Por lo tanto, las conclusiones emitidas por los expertos de mercado contrastan abiertamente con el optimismo oficial del gobierno norteamericano, el cual aseguró de manera enfática que el entendimiento bilateral se traduciría en un abaratamiento «sustancial» en el precio de la gasolina para los consumidores en Estados Unidos.
Ante este escenario, los bancos de inversión sostienen que los factores geopolíticos en Medio Oriente y el colapso del tendido industrial venezolano frenarán cualquier impacto favorable en el corto plazo.
La postura de UBS frente al impacto limitado en precios y la tensión en Ormuz
En primer lugar, la multinacional suiza de servicios financieros UBS evaluó la viabilidad del anuncio y concluyó que el bombeo de hidrocarburos en territorio venezolano demandará lapsos prolongados de reactivación antes de alcanzar volúmenes significativos.
En este sentido, la entidad financiera desestimó que los conductores estadounidenses vayan a percibir un alivio inmediato en las estaciones de servicio, catalogando de acotado el efecto sobre las tarifas minoristas en el corto plazo.
Asimismo, la institución bancaria precisó a través de análisis difundidos por Mercopress que el comportamiento internacional de los barriles responde a variables externas ajenas a la cuenca caribeña.
Manifestó que las cotizaciones del crudo «siguen reaccionando principalmente a los acontecimientos en (el estrecho de) Ormuz», por lo que no ha habido cambio en las proyecciones para el sector energético a raíz de la firma del convenio y cree que el plazo «es el obstáculo».

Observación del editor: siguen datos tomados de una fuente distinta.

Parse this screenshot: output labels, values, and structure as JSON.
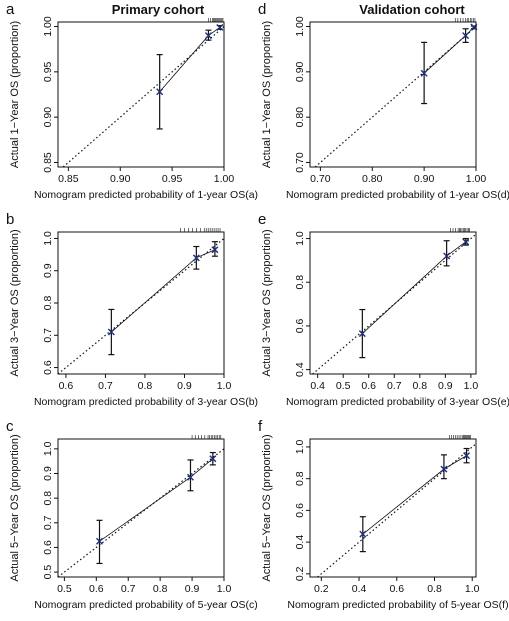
{
  "titles": {
    "left": "Primary cohort",
    "right": "Validation cohort"
  },
  "colors": {
    "axis": "#111111",
    "point": "#1f2f7a",
    "errorbar": "#111111",
    "ideal": "#111111",
    "fit": "#111111"
  },
  "chart_data": [
    {
      "panel": "a",
      "type": "scatter",
      "xlabel": "Nomogram predicted probability of 1-year OS(a)",
      "ylabel": "Actual 1−Year OS (proportion)",
      "xlim": [
        0.84,
        1.0
      ],
      "ylim": [
        0.845,
        1.005
      ],
      "xticks": [
        "0.85",
        "0.90",
        "0.95",
        "1.00"
      ],
      "xtick_values": [
        0.85,
        0.9,
        0.95,
        1.0
      ],
      "yticks": [
        "0.85",
        "0.90",
        "0.95",
        "1.00"
      ],
      "ytick_values": [
        0.85,
        0.9,
        0.95,
        1.0
      ],
      "points": [
        {
          "x": 0.938,
          "y": 0.928,
          "lo": 0.887,
          "hi": 0.969
        },
        {
          "x": 0.985,
          "y": 0.99,
          "lo": 0.985,
          "hi": 0.996
        },
        {
          "x": 0.996,
          "y": 0.999,
          "lo": 0.997,
          "hi": 1.001
        }
      ],
      "rug": [
        0.985,
        0.987,
        0.989,
        0.99,
        0.991,
        0.992,
        0.993,
        0.994,
        0.995,
        0.996,
        0.997,
        0.998,
        0.999
      ]
    },
    {
      "panel": "d",
      "type": "scatter",
      "xlabel": "Nomogram predicted probability of 1-year OS(d)",
      "ylabel": "Actual 1−Year OS (proportion)",
      "xlim": [
        0.68,
        1.0
      ],
      "ylim": [
        0.69,
        1.01
      ],
      "xticks": [
        "0.70",
        "0.80",
        "0.90",
        "1.00"
      ],
      "xtick_values": [
        0.7,
        0.8,
        0.9,
        1.0
      ],
      "yticks": [
        "0.70",
        "0.80",
        "0.90",
        "1.00"
      ],
      "ytick_values": [
        0.7,
        0.8,
        0.9,
        1.0
      ],
      "points": [
        {
          "x": 0.9,
          "y": 0.897,
          "lo": 0.83,
          "hi": 0.965
        },
        {
          "x": 0.98,
          "y": 0.98,
          "lo": 0.965,
          "hi": 0.995
        },
        {
          "x": 0.996,
          "y": 0.999,
          "lo": 0.995,
          "hi": 1.001
        }
      ],
      "rug": [
        0.96,
        0.965,
        0.97,
        0.975,
        0.98,
        0.983,
        0.986,
        0.989,
        0.992,
        0.995,
        0.998
      ]
    },
    {
      "panel": "b",
      "type": "scatter",
      "xlabel": "Nomogram predicted probability of 3-year OS(b)",
      "ylabel": "Actual 3−Year OS (proportion)",
      "xlim": [
        0.58,
        1.0
      ],
      "ylim": [
        0.58,
        1.02
      ],
      "xticks": [
        "0.6",
        "0.7",
        "0.8",
        "0.9",
        "1.0"
      ],
      "xtick_values": [
        0.6,
        0.7,
        0.8,
        0.9,
        1.0
      ],
      "yticks": [
        "0.6",
        "0.7",
        "0.8",
        "0.9",
        "1.0"
      ],
      "ytick_values": [
        0.6,
        0.7,
        0.8,
        0.9,
        1.0
      ],
      "points": [
        {
          "x": 0.715,
          "y": 0.71,
          "lo": 0.64,
          "hi": 0.78
        },
        {
          "x": 0.93,
          "y": 0.94,
          "lo": 0.905,
          "hi": 0.975
        },
        {
          "x": 0.977,
          "y": 0.965,
          "lo": 0.945,
          "hi": 0.99
        }
      ],
      "rug": [
        0.89,
        0.9,
        0.91,
        0.92,
        0.93,
        0.94,
        0.95,
        0.955,
        0.96,
        0.965,
        0.97,
        0.975,
        0.98,
        0.985,
        0.99
      ]
    },
    {
      "panel": "e",
      "type": "scatter",
      "xlabel": "Nomogram predicted probability of 3-year OS(e)",
      "ylabel": "Actual 3−Year OS (proportion)",
      "xlim": [
        0.37,
        1.02
      ],
      "ylim": [
        0.38,
        1.03
      ],
      "xticks": [
        "0.4",
        "0.5",
        "0.6",
        "0.7",
        "0.8",
        "0.9",
        "1.0"
      ],
      "xtick_values": [
        0.4,
        0.5,
        0.6,
        0.7,
        0.8,
        0.9,
        1.0
      ],
      "yticks": [
        "0.4",
        "0.6",
        "0.8",
        "1.0"
      ],
      "ytick_values": [
        0.4,
        0.6,
        0.8,
        1.0
      ],
      "points": [
        {
          "x": 0.575,
          "y": 0.565,
          "lo": 0.455,
          "hi": 0.675
        },
        {
          "x": 0.905,
          "y": 0.92,
          "lo": 0.875,
          "hi": 0.99
        },
        {
          "x": 0.98,
          "y": 0.985,
          "lo": 0.97,
          "hi": 1.0
        }
      ],
      "rug": [
        0.92,
        0.93,
        0.94,
        0.95,
        0.955,
        0.96,
        0.965,
        0.97,
        0.975,
        0.98,
        0.985,
        0.99,
        0.995
      ]
    },
    {
      "panel": "c",
      "type": "scatter",
      "xlabel": "Nomogram predicted probability of 5-year OS(c)",
      "ylabel": "Actual 5−Year OS (proportion)",
      "xlim": [
        0.48,
        1.0
      ],
      "ylim": [
        0.48,
        1.04
      ],
      "xticks": [
        "0.5",
        "0.6",
        "0.7",
        "0.8",
        "0.9",
        "1.0"
      ],
      "xtick_values": [
        0.5,
        0.6,
        0.7,
        0.8,
        0.9,
        1.0
      ],
      "yticks": [
        "0.5",
        "0.6",
        "0.7",
        "0.8",
        "0.9",
        "1.0"
      ],
      "ytick_values": [
        0.5,
        0.6,
        0.7,
        0.8,
        0.9,
        1.0
      ],
      "points": [
        {
          "x": 0.61,
          "y": 0.625,
          "lo": 0.535,
          "hi": 0.71
        },
        {
          "x": 0.895,
          "y": 0.885,
          "lo": 0.83,
          "hi": 0.955
        },
        {
          "x": 0.965,
          "y": 0.96,
          "lo": 0.935,
          "hi": 0.985
        }
      ],
      "rug": [
        0.9,
        0.91,
        0.92,
        0.93,
        0.94,
        0.95,
        0.955,
        0.96,
        0.965,
        0.97,
        0.975,
        0.98,
        0.985,
        0.99
      ]
    },
    {
      "panel": "f",
      "type": "scatter",
      "xlabel": "Nomogram predicted probability of 5-year OS(f)",
      "ylabel": "Actual 5−Year OS (proportion)",
      "xlim": [
        0.14,
        1.02
      ],
      "ylim": [
        0.18,
        1.05
      ],
      "xticks": [
        "0.2",
        "0.4",
        "0.6",
        "0.8",
        "1.0"
      ],
      "xtick_values": [
        0.2,
        0.4,
        0.6,
        0.8,
        1.0
      ],
      "yticks": [
        "0.2",
        "0.4",
        "0.6",
        "0.8",
        "1.0"
      ],
      "ytick_values": [
        0.2,
        0.4,
        0.6,
        0.8,
        1.0
      ],
      "points": [
        {
          "x": 0.42,
          "y": 0.45,
          "lo": 0.34,
          "hi": 0.56
        },
        {
          "x": 0.85,
          "y": 0.86,
          "lo": 0.8,
          "hi": 0.95
        },
        {
          "x": 0.97,
          "y": 0.945,
          "lo": 0.9,
          "hi": 0.99
        }
      ],
      "rug": [
        0.88,
        0.89,
        0.9,
        0.91,
        0.92,
        0.93,
        0.94,
        0.95,
        0.955,
        0.96,
        0.965,
        0.97,
        0.975,
        0.98,
        0.985,
        0.99
      ]
    }
  ]
}
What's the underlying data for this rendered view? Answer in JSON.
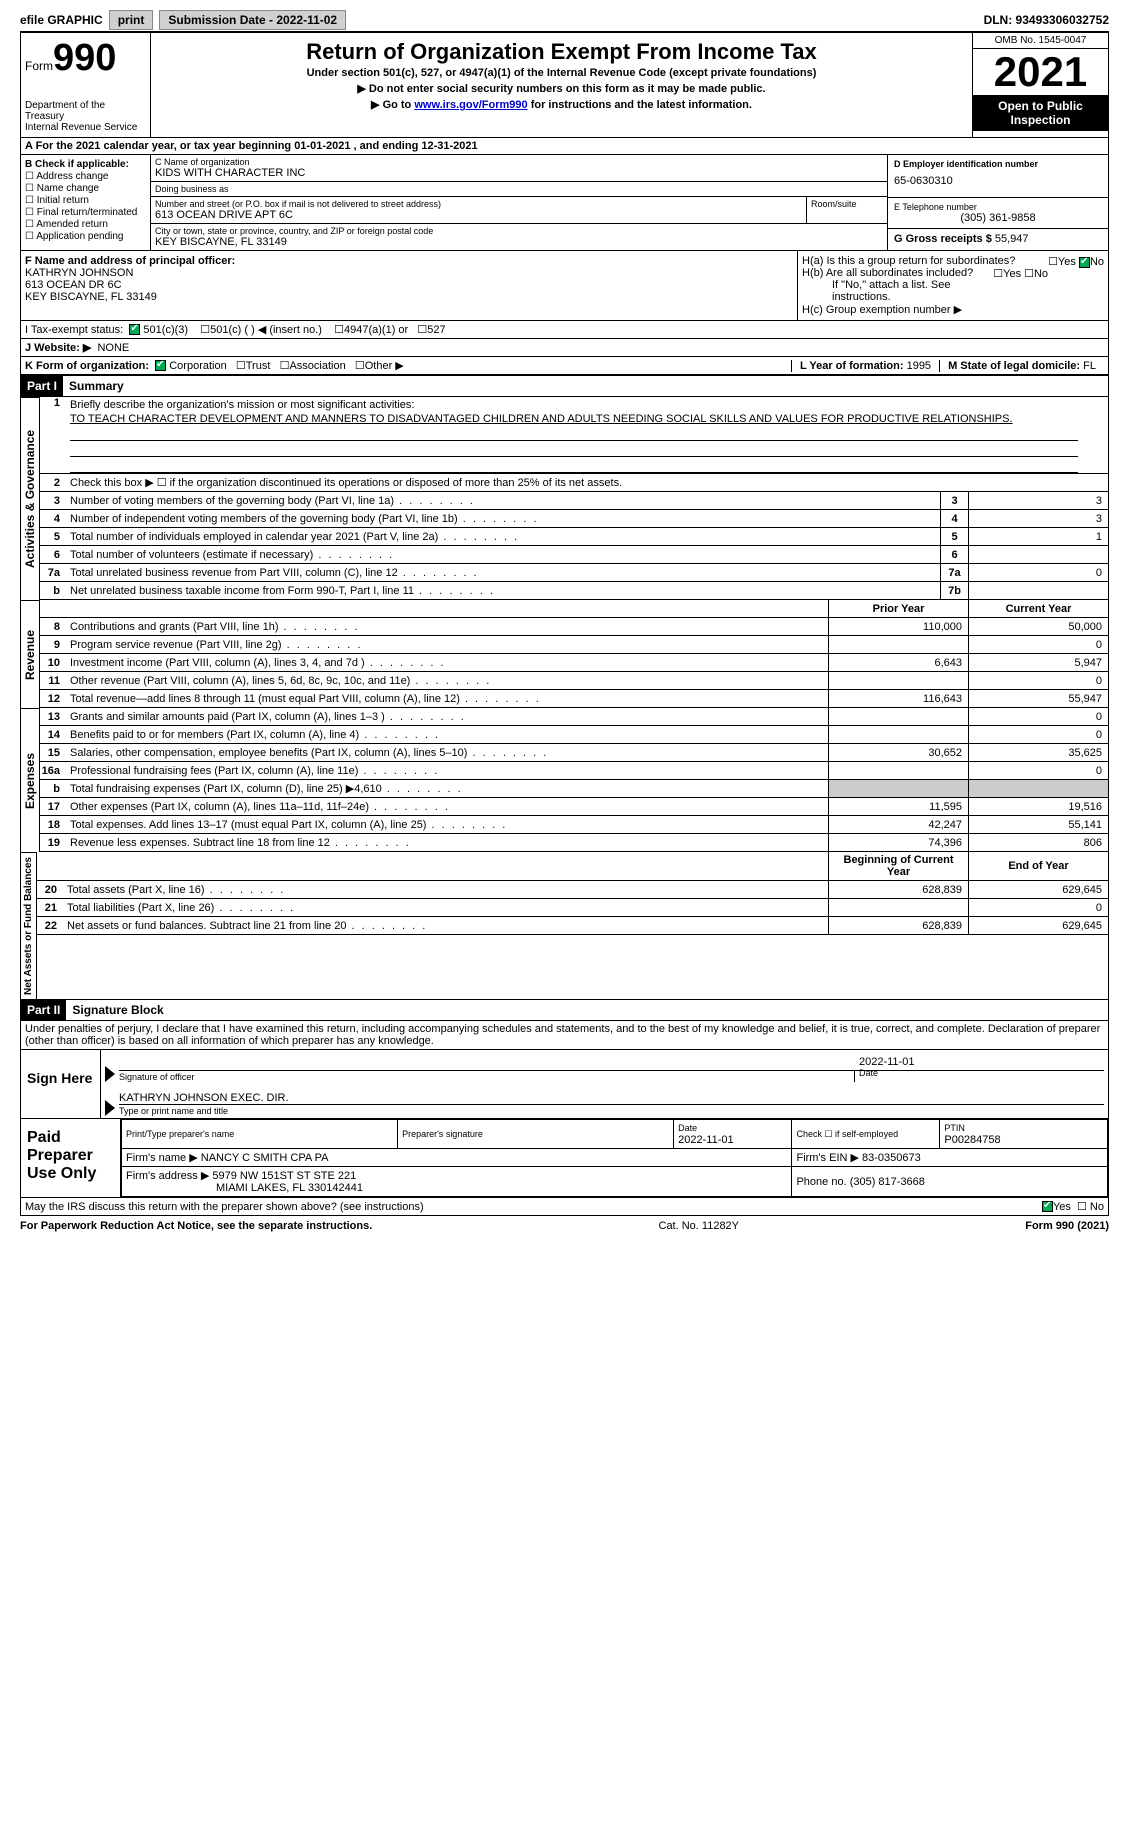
{
  "topbar": {
    "efile_label": "efile GRAPHIC",
    "print_btn": "print",
    "submission_label": "Submission Date - 2022-11-02",
    "dln_label": "DLN: 93493306032752"
  },
  "header": {
    "form_prefix": "Form",
    "form_number": "990",
    "dept": "Department of the Treasury",
    "irs": "Internal Revenue Service",
    "title": "Return of Organization Exempt From Income Tax",
    "subtitle": "Under section 501(c), 527, or 4947(a)(1) of the Internal Revenue Code (except private foundations)",
    "note1": "▶ Do not enter social security numbers on this form as it may be made public.",
    "note2_prefix": "▶ Go to ",
    "note2_link": "www.irs.gov/Form990",
    "note2_suffix": " for instructions and the latest information.",
    "omb": "OMB No. 1545-0047",
    "year": "2021",
    "open_public": "Open to Public Inspection"
  },
  "line_a": "A For the 2021 calendar year, or tax year beginning 01-01-2021    , and ending 12-31-2021",
  "section_b": {
    "title": "B Check if applicable:",
    "opts": [
      "Address change",
      "Name change",
      "Initial return",
      "Final return/terminated",
      "Amended return",
      "Application pending"
    ]
  },
  "section_c": {
    "name_label": "C Name of organization",
    "name": "KIDS WITH CHARACTER INC",
    "dba_label": "Doing business as",
    "dba": "",
    "addr_label": "Number and street (or P.O. box if mail is not delivered to street address)",
    "room_label": "Room/suite",
    "addr": "613 OCEAN DRIVE APT 6C",
    "city_label": "City or town, state or province, country, and ZIP or foreign postal code",
    "city": "KEY BISCAYNE, FL  33149"
  },
  "section_d": {
    "label": "D Employer identification number",
    "ein": "65-0630310",
    "phone_label": "E Telephone number",
    "phone": "(305) 361-9858",
    "gross_label": "G Gross receipts $",
    "gross": "55,947"
  },
  "section_f": {
    "label": "F Name and address of principal officer:",
    "name": "KATHRYN JOHNSON",
    "addr1": "613 OCEAN DR 6C",
    "addr2": "KEY BISCAYNE, FL  33149"
  },
  "section_h": {
    "ha": "H(a)  Is this a group return for subordinates?",
    "hb": "H(b)  Are all subordinates included?",
    "hb_note": "If \"No,\" attach a list. See instructions.",
    "hc": "H(c)  Group exemption number ▶"
  },
  "line_i": {
    "label": "I   Tax-exempt status:",
    "opts": [
      "501(c)(3)",
      "501(c) (  ) ◀ (insert no.)",
      "4947(a)(1) or",
      "527"
    ]
  },
  "line_j": {
    "label": "J   Website: ▶",
    "val": "NONE"
  },
  "line_k": {
    "label": "K Form of organization:",
    "opts": [
      "Corporation",
      "Trust",
      "Association",
      "Other ▶"
    ],
    "l_label": "L Year of formation:",
    "l_val": "1995",
    "m_label": "M State of legal domicile:",
    "m_val": "FL"
  },
  "part1": {
    "label": "Part I",
    "title": "Summary"
  },
  "summary": {
    "sections": {
      "gov": "Activities & Governance",
      "rev": "Revenue",
      "exp": "Expenses",
      "net": "Net Assets or Fund Balances"
    },
    "line1_label": "Briefly describe the organization's mission or most significant activities:",
    "mission": "TO TEACH CHARACTER DEVELOPMENT AND MANNERS TO DISADVANTAGED CHILDREN AND ADULTS NEEDING SOCIAL SKILLS AND VALUES FOR PRODUCTIVE RELATIONSHIPS.",
    "line2": "Check this box ▶ ☐  if the organization discontinued its operations or disposed of more than 25% of its net assets.",
    "lines_single": [
      {
        "n": "3",
        "d": "Number of voting members of the governing body (Part VI, line 1a)",
        "box": "3",
        "v": "3"
      },
      {
        "n": "4",
        "d": "Number of independent voting members of the governing body (Part VI, line 1b)",
        "box": "4",
        "v": "3"
      },
      {
        "n": "5",
        "d": "Total number of individuals employed in calendar year 2021 (Part V, line 2a)",
        "box": "5",
        "v": "1"
      },
      {
        "n": "6",
        "d": "Total number of volunteers (estimate if necessary)",
        "box": "6",
        "v": ""
      },
      {
        "n": "7a",
        "d": "Total unrelated business revenue from Part VIII, column (C), line 12",
        "box": "7a",
        "v": "0"
      },
      {
        "n": "b",
        "d": "Net unrelated business taxable income from Form 990-T, Part I, line 11",
        "box": "7b",
        "v": ""
      }
    ],
    "col_headers": {
      "prior": "Prior Year",
      "current": "Current Year"
    },
    "rev_lines": [
      {
        "n": "8",
        "d": "Contributions and grants (Part VIII, line 1h)",
        "p": "110,000",
        "c": "50,000"
      },
      {
        "n": "9",
        "d": "Program service revenue (Part VIII, line 2g)",
        "p": "",
        "c": "0"
      },
      {
        "n": "10",
        "d": "Investment income (Part VIII, column (A), lines 3, 4, and 7d )",
        "p": "6,643",
        "c": "5,947"
      },
      {
        "n": "11",
        "d": "Other revenue (Part VIII, column (A), lines 5, 6d, 8c, 9c, 10c, and 11e)",
        "p": "",
        "c": "0"
      },
      {
        "n": "12",
        "d": "Total revenue—add lines 8 through 11 (must equal Part VIII, column (A), line 12)",
        "p": "116,643",
        "c": "55,947"
      }
    ],
    "exp_lines": [
      {
        "n": "13",
        "d": "Grants and similar amounts paid (Part IX, column (A), lines 1–3 )",
        "p": "",
        "c": "0"
      },
      {
        "n": "14",
        "d": "Benefits paid to or for members (Part IX, column (A), line 4)",
        "p": "",
        "c": "0"
      },
      {
        "n": "15",
        "d": "Salaries, other compensation, employee benefits (Part IX, column (A), lines 5–10)",
        "p": "30,652",
        "c": "35,625"
      },
      {
        "n": "16a",
        "d": "Professional fundraising fees (Part IX, column (A), line 11e)",
        "p": "",
        "c": "0"
      },
      {
        "n": "b",
        "d": "Total fundraising expenses (Part IX, column (D), line 25) ▶4,610",
        "p": "SHADE",
        "c": "SHADE"
      },
      {
        "n": "17",
        "d": "Other expenses (Part IX, column (A), lines 11a–11d, 11f–24e)",
        "p": "11,595",
        "c": "19,516"
      },
      {
        "n": "18",
        "d": "Total expenses. Add lines 13–17 (must equal Part IX, column (A), line 25)",
        "p": "42,247",
        "c": "55,141"
      },
      {
        "n": "19",
        "d": "Revenue less expenses. Subtract line 18 from line 12",
        "p": "74,396",
        "c": "806"
      }
    ],
    "net_headers": {
      "prior": "Beginning of Current Year",
      "current": "End of Year"
    },
    "net_lines": [
      {
        "n": "20",
        "d": "Total assets (Part X, line 16)",
        "p": "628,839",
        "c": "629,645"
      },
      {
        "n": "21",
        "d": "Total liabilities (Part X, line 26)",
        "p": "",
        "c": "0"
      },
      {
        "n": "22",
        "d": "Net assets or fund balances. Subtract line 21 from line 20",
        "p": "628,839",
        "c": "629,645"
      }
    ]
  },
  "part2": {
    "label": "Part II",
    "title": "Signature Block"
  },
  "sig_declare": "Under penalties of perjury, I declare that I have examined this return, including accompanying schedules and statements, and to the best of my knowledge and belief, it is true, correct, and complete. Declaration of preparer (other than officer) is based on all information of which preparer has any knowledge.",
  "sign_here": {
    "label": "Sign Here",
    "sig_officer": "Signature of officer",
    "date_val": "2022-11-01",
    "date_label": "Date",
    "name": "KATHRYN JOHNSON  EXEC. DIR.",
    "name_label": "Type or print name and title"
  },
  "paid_prep": {
    "label": "Paid Preparer Use Only",
    "h_name": "Print/Type preparer's name",
    "h_sig": "Preparer's signature",
    "h_date": "Date",
    "date": "2022-11-01",
    "h_check": "Check ☐ if self-employed",
    "h_ptin": "PTIN",
    "ptin": "P00284758",
    "firm_name_label": "Firm's name     ▶",
    "firm_name": "NANCY C SMITH CPA PA",
    "firm_ein_label": "Firm's EIN ▶",
    "firm_ein": "83-0350673",
    "firm_addr_label": "Firm's address ▶",
    "firm_addr1": "5979 NW 151ST ST STE 221",
    "firm_addr2": "MIAMI LAKES, FL  330142441",
    "phone_label": "Phone no.",
    "phone": "(305) 817-3668"
  },
  "discuss": "May the IRS discuss this return with the preparer shown above? (see instructions)",
  "footer": {
    "left": "For Paperwork Reduction Act Notice, see the separate instructions.",
    "mid": "Cat. No. 11282Y",
    "right": "Form 990 (2021)"
  }
}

Metas hacia 2050, inyección de capital y el compromiso histórico de Chevron
El diagnóstico de Rystad Energy y el déficit de 85.000 millones de dólares
Por su parte, la firma consultora de inteligencia energética Rystad Energy emitió un informe lapidario respecto al ritmo de reactivación de los pozos, señalando que la nación suramericana no logrará retornar a su máximo récord histórico de extracción sino hasta el año 2050. De manera paralela, la agencia especializada enfatizó que, para alcanzar semejante umbral de bombeo, el país requerirá inversiones conjuntas que ascienden a los 85.000 millones de dólares en capital fresco.
Del mismo modo, UBS complementó esta lectura al subrayar que el flujo petrolero demandará la construcción de nueva infraestructura de transporte, mano de obra con alta capacidad técnica y estabilidad institucional para revertir el desgaste derivado de años continuos de sanciones económicas, recurrentes apagones eléctricos y profunda desinversión productiva.
La apuesta de 7.000 millones de dólares de la petrolera estadounidense
Al respecto, dentro de este engranaje de reactivación tutelado por Washington, la compañía energética estadounidense Chevron planea materializar una inyección presupuestaria de 7.000 millones de dólares a lo largo del próximo quinquenio en territorio venezolano.